While Amira Hass rightly says the Palestinians are being robbed by Israel, Haaretz offers some perspective on the Jewish state’s current stance:
It is not realistic to think about separating Hamas rule from the Palestinian people, or about starving government institutions while sending humanitarian assistance directly to the population. The Palestinians chose their leadership democratically, and any such separation is arrogant and has no chance.
The unsuccessful comments by Dov Weissglas – whose position and source of authority in the present government is difficult to understand – regarding the need to put the Palestinian nation on a diet, but not to starve it, symbolizes more than anything the humiliating way in which Israel relates to the Palestinians, which was one of the factors in Hamas’ rise to power. It is unnecessary and degrading to recommend a diet to a hungry and unemployed nation, in addition to which Israel is still responsible for preventing hunger in all parts of the West Bank that it controls as an occupying power.
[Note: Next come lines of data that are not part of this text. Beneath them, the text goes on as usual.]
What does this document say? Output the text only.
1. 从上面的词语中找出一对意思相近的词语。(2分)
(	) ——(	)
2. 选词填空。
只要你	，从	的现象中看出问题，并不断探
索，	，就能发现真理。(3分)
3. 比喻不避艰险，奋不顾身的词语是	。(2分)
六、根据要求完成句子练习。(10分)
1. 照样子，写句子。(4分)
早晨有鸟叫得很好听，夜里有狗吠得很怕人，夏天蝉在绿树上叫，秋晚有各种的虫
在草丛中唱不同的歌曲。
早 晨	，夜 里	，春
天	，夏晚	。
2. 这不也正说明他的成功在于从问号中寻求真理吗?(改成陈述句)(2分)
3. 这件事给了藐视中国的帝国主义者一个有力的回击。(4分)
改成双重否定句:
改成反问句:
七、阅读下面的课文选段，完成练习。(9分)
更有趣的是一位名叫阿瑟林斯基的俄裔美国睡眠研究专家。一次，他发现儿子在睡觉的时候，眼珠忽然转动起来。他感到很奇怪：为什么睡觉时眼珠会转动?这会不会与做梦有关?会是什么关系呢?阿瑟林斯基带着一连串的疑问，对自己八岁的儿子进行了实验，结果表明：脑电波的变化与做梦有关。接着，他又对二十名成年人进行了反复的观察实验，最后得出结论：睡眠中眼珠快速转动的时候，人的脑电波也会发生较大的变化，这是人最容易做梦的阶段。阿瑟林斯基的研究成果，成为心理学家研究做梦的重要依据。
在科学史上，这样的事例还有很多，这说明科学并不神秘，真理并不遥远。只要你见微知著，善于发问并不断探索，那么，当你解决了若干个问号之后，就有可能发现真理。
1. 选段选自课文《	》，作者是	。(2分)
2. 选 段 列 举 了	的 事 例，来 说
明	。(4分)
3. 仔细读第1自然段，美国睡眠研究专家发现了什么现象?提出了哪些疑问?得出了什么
And the paper offers this statement:
At this stage Hamas is acting more responsibly than the Israeli government. Its representatives speak of a new era, of a transition from terror to politics, of continued opposition to occupation via other means, and of aspirations to a long-term hudna (cease-fire).
Meanwhile, back on planet paranoia, Israel’s ambassador to the United Nations says a new “terror axis” could form between Iran, Hamas and Syria and start “the first world war of the 21st century.”